As she got out of the car, she heard the church bells ringing, which she took to be a good sign. But when she rushed across the field and through the trees, she found nothing but another farm. No hill, no woods, nothing that even resembled what she’d imagined in the hospital. Of course, it had been twenty years, but she knew instinctively that this was not the same place, and she was so disheartened that she slumped onto the ground.

“What’s wrong?” Patrick said, kneeling beside her.

“This isn’t the right town.”

“It has to be. You knew the strip mall, knew the way to get here, knew about—”

“I did live here, but only for a year or so, when I was sixteen.”
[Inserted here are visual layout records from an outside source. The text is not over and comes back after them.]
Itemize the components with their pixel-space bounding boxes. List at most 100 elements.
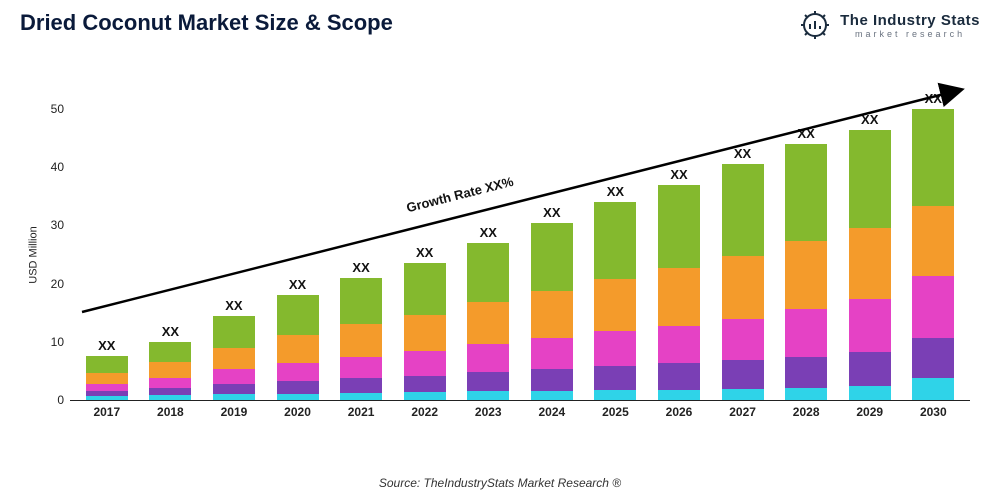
bar-segment (467, 302, 509, 344)
bar-stack (594, 202, 636, 400)
bar-segment (658, 185, 700, 268)
bar-segment (785, 388, 827, 400)
y-tick: 50 (30, 102, 64, 116)
bar-column: XX (202, 316, 266, 400)
bar-segment (86, 356, 128, 373)
bars-container: XXXXXXXXXXXXXXXXXXXXXXXXXXXX (70, 80, 970, 400)
bar-column: XX (647, 185, 711, 400)
bar-segment (658, 268, 700, 326)
x-tick-label: 2021 (329, 405, 393, 419)
gear-chart-icon (798, 8, 832, 42)
bar-value-label: XX (861, 112, 878, 127)
bar-segment (340, 357, 382, 378)
bar-segment (722, 389, 764, 400)
bar-stack (340, 278, 382, 400)
bar-segment (658, 390, 700, 400)
bar-segment (340, 393, 382, 400)
bar-column: XX (584, 202, 648, 400)
bar-segment (213, 348, 255, 370)
bar-stack (785, 144, 827, 400)
bar-segment (785, 144, 827, 241)
bar-segment (594, 202, 636, 279)
bar-segment (213, 369, 255, 384)
bar-segment (594, 366, 636, 390)
bar-segment (86, 373, 128, 384)
x-tick-label: 2027 (711, 405, 775, 419)
bar-stack (912, 109, 954, 400)
bar-column: XX (711, 164, 775, 400)
bar-segment (467, 391, 509, 400)
y-tick: 40 (30, 160, 64, 174)
bar-value-label: XX (797, 126, 814, 141)
logo-line2: market research (840, 29, 980, 39)
bar-column: XX (75, 356, 139, 400)
bar-column: XX (902, 109, 966, 400)
bar-stack (86, 356, 128, 400)
bar-segment (531, 369, 573, 391)
y-axis-label: USD Million (28, 226, 40, 283)
x-tick-label: 2018 (139, 405, 203, 419)
bar-segment (912, 338, 954, 378)
bar-segment (912, 378, 954, 400)
bar-segment (149, 395, 191, 400)
bar-segment (594, 279, 636, 331)
bar-segment (531, 291, 573, 338)
bar-segment (149, 342, 191, 362)
x-tick-label: 2019 (202, 405, 266, 419)
bar-value-label: XX (543, 205, 560, 220)
bar-segment (658, 363, 700, 389)
bar-segment (340, 324, 382, 357)
y-tick: 30 (30, 218, 64, 232)
bar-segment (404, 376, 446, 393)
bar-value-label: XX (162, 324, 179, 339)
bar-segment (277, 381, 319, 394)
bar-segment (86, 396, 128, 400)
bar-value-label: XX (480, 225, 497, 240)
bar-segment (149, 378, 191, 388)
bar-segment (849, 130, 891, 229)
source-footnote: Source: TheIndustryStats Market Research… (0, 476, 1000, 490)
bar-segment (912, 206, 954, 276)
bar-stack (658, 185, 700, 400)
bar-segment (912, 109, 954, 206)
bar-segment (213, 384, 255, 394)
bar-stack (467, 243, 509, 400)
bar-segment (277, 363, 319, 381)
bar-segment (277, 394, 319, 400)
bar-segment (594, 390, 636, 400)
x-tick-label: 2026 (647, 405, 711, 419)
bar-segment (722, 164, 764, 256)
bar-value-label: XX (98, 338, 115, 353)
bar-segment (277, 335, 319, 363)
bar-segment (467, 243, 509, 302)
bar-segment (531, 391, 573, 400)
x-tick-label: 2025 (584, 405, 648, 419)
x-axis-labels: 2017201820192020202120222023202420252026… (70, 405, 970, 419)
y-tick: 20 (30, 277, 64, 291)
y-tick: 0 (30, 393, 64, 407)
bar-column: XX (456, 243, 520, 400)
bar-value-label: XX (925, 91, 942, 106)
bar-stack (213, 316, 255, 400)
x-tick-label: 2023 (456, 405, 520, 419)
x-tick-label: 2028 (774, 405, 838, 419)
bar-value-label: XX (734, 146, 751, 161)
bar-stack (722, 164, 764, 400)
plot-area: XXXXXXXXXXXXXXXXXXXXXXXXXXXX Growth Rate… (70, 80, 970, 401)
bar-segment (404, 263, 446, 314)
bar-stack (849, 130, 891, 401)
stacked-bar-chart: USD Million XXXXXXXXXXXXXXXXXXXXXXXXXXXX… (70, 80, 970, 430)
bar-stack (531, 223, 573, 400)
bar-value-label: XX (607, 184, 624, 199)
bar-segment (404, 392, 446, 400)
x-tick-label: 2017 (75, 405, 139, 419)
bar-segment (722, 360, 764, 389)
bar-segment (213, 316, 255, 348)
bar-value-label: XX (352, 260, 369, 275)
bar-column: XX (838, 130, 902, 401)
bar-stack (404, 263, 446, 400)
bar-value-label: XX (289, 277, 306, 292)
brand-logo: The Industry Stats market research (798, 8, 980, 42)
bar-value-label: XX (225, 298, 242, 313)
bar-segment (722, 319, 764, 361)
“But both of your high school transcripts list this as your home.”

She looked at him, surprised he knew this. Then she said that her brother must have forged those transcripts, the same way he’d forged her parents’ death certificates. She only meant that Billy had changed the address on the transcripts, but she was immediately gripped by the possibility that he’d forged it all: both of her transcripts and even the recommendation letters she’d used to get into college. Her brother was good enough to pull it off, and he would
have done it without hesitating if he’d decided she needed fake records, but why would she have needed them? Was the real situation closer to what she’d imagined in the hospital: that her mother hadn’t ever let her go to school, and the only train trip she and Billy had taken “home” was when he’d freed her from Westwood Psychiatric Hospital?

“But if your brother did that, you would know.” Patrick swatted a fly off his jeans. He sounded as confused as she felt. “This doesn’t make any sense.”

“I don’t understand it, either.” She paused. “Will you just hold me for a while?”

He sat down and stretched his legs out; then he pulled her to him, so her head was leaning against his chest. She listened to the reassuring sound of her husband’s heartbeat as she tried to think about what all this could mean. If the memory of Billy freeing her from Westwood was real—and she’d been wide awake when she’d remembered that, as Dr. Kutchins had repeatedly emphasized—then her brother had let her enter college and spend her adult life with no conscious knowledge of ever having been in a psychiatric hospital. He’d never mentioned a word about it, though this didn’t explain why she herself hadn’t known. Even Dr. Kutchins hadn’t come up with an answer for that, though she said they’d continue to explore it on an outpatient basis—after Lila’s insurance company had refused the psychologist’s petition to keep Lila in the hospital for at least another week.

Billy always said Lila’s lack of memories wasn’t that abnormal, given what they’d gone through with Harold, and she’d believed him. She’d believed what he’d told her about her formal schooling, too, especially as he’d told the same stories a hundred times. He said she’d cried through most of the year at prep school, because she didn’t like being away from home. She’d never made many friends, because she was too shy. She’d gotten all As. She’d been
a perfect rule follower, a Gallant, while he was busy getting into trouble like the Goofus he’d always been.

She told Dr. Kutchins that Billy probably came up with the Goofus/Gallant comparison to keep Lila from remembering that her parents seemed to view her and her twin precisely the opposite. It was an innocent story, Lila insisted—and she was still holding on to that. Even if Billy had made up their entire lives, his only motive had been to protect her; of this she was positive. This was why he’d rehearsed the past with her constantly and told her she was losing the plot whenever she forgot any of the details. He was trying to protect her from something, just like when they were children. She missed him more for this, even as she felt determined to discover, finally, what that something was.

Lila looked up at Patrick. “I want to go to church.”